Pantanal fire burns almost a thousand hectares in two days

9 de August de 2021 | News

Aug 9, 2021 | News

A large-scale fire burned areas of Pantanal in the state of Mato Grosso this weekend. Nearly one thousand hectares of native vegetation and pasture lands burned in the span of only two days.

This active fire started Saturday and is still not under control after two days of firefighting actions. According to the Environmental Emergencies Battalion, this is the largest occurrence recorded this season.

“In Pantanal biome we have vast areas of grassland and some islands of forest. Added to the wind, this configuration of the landscape contributes a lot to orient the fire and even spread it faster and get out of control”, says the Science director at IPAM, Ane Alencar.

Researchers from IPAM (Amazon Environmental Research Institute) and Woodwell Climate Research Center, from the United States, are taking part in a field expedition to improve the use of data in combating fires. The trip coincides with the release of the new report by the United Nations Intergovernmental Panel on Climate Change (IPCC) today, which shows worrying data on climate extremes for South America.

In Brazil, temperature may rise between 4ºC and 5ºC in the coming decades. “A warmer, drier environment makes everything more flammable. Today, any spark can become a fire. In the future, the situation will only get worse,” says Alencar.

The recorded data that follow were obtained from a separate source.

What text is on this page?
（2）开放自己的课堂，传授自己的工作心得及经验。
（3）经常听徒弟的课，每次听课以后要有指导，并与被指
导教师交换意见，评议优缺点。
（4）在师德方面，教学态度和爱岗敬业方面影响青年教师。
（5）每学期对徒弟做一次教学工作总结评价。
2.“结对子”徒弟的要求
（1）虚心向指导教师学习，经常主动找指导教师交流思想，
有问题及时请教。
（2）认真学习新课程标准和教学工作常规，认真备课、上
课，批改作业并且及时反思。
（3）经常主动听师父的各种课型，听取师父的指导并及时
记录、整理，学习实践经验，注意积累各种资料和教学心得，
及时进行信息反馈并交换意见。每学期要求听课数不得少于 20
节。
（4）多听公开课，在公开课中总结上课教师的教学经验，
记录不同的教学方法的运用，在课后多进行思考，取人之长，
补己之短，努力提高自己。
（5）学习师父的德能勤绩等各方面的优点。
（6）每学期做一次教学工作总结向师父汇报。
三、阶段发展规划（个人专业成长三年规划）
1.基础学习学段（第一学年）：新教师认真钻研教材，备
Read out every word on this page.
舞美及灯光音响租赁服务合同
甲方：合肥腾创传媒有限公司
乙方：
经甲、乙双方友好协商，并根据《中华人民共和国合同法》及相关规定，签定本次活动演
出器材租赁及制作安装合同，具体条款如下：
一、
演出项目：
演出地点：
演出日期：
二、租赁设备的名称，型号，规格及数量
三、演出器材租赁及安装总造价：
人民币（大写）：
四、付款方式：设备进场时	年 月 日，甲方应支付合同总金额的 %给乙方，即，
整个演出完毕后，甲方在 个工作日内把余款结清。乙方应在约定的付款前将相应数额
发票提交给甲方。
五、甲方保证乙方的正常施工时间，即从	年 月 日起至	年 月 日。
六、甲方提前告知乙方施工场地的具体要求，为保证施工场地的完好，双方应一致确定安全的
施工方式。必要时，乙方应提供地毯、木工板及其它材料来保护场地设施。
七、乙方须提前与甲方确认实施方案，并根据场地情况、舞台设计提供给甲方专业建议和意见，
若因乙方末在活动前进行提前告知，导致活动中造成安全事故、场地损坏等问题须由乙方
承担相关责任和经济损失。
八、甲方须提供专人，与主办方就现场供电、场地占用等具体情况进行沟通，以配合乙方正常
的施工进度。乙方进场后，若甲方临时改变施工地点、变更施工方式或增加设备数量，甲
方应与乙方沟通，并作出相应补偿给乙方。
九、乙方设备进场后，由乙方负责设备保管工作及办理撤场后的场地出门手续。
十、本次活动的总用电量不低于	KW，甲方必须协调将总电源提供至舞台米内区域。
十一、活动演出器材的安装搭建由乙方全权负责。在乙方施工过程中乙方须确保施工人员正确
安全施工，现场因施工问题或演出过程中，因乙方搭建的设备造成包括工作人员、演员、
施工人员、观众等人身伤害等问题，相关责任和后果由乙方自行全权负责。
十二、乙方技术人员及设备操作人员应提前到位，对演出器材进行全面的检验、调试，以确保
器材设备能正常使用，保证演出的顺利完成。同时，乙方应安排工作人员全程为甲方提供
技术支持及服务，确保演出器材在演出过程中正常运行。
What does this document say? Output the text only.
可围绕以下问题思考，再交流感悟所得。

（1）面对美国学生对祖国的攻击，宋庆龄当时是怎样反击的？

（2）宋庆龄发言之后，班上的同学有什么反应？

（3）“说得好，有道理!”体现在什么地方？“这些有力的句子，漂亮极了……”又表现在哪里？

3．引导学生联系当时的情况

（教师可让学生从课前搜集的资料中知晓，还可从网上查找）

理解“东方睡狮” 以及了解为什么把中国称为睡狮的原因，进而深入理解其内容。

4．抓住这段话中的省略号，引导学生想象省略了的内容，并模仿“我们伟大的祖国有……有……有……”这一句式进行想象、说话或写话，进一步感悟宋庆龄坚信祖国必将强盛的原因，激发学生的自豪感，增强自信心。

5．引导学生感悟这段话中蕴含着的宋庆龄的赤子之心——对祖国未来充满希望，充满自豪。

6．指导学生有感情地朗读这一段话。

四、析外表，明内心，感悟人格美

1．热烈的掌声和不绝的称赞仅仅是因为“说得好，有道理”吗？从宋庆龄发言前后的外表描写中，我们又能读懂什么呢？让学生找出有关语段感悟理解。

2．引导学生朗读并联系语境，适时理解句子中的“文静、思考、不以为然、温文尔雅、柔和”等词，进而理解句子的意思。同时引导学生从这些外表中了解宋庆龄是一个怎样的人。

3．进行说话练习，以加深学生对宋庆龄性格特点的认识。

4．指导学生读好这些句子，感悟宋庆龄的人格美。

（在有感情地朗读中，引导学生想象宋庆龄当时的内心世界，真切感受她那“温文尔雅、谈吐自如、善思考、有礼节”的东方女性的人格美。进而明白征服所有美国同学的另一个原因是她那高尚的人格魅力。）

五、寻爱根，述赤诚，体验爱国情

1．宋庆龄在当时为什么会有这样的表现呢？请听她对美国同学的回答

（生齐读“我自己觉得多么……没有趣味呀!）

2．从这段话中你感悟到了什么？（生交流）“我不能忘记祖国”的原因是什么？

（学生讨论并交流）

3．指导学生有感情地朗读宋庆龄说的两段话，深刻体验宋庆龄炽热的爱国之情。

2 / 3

The expedition began on Friday (6) and aims to create solutions for more efficient control of fires and burning, which worsen during the dry season. It is a partnership between IPAM, Woodwell Climate and the Environmental Emergencies Battalion of the Military Fire Department of Mato Grosso and goes through three biomes: Cerrado, Pantanal and Amazônia. A travel diary is shared on IPAM’s Instagram.

“To deal with fire there has to be strategy and intelligence. It is often necessary to wait until late afternoon, when the temperature and wind drop and the relative air humidity increases, to have a more effective fight”, explains the project coordinator and Woodwell Climate researcher Manoela Machado.

This project is aligned with the Sustainable Development Goals (SDGs).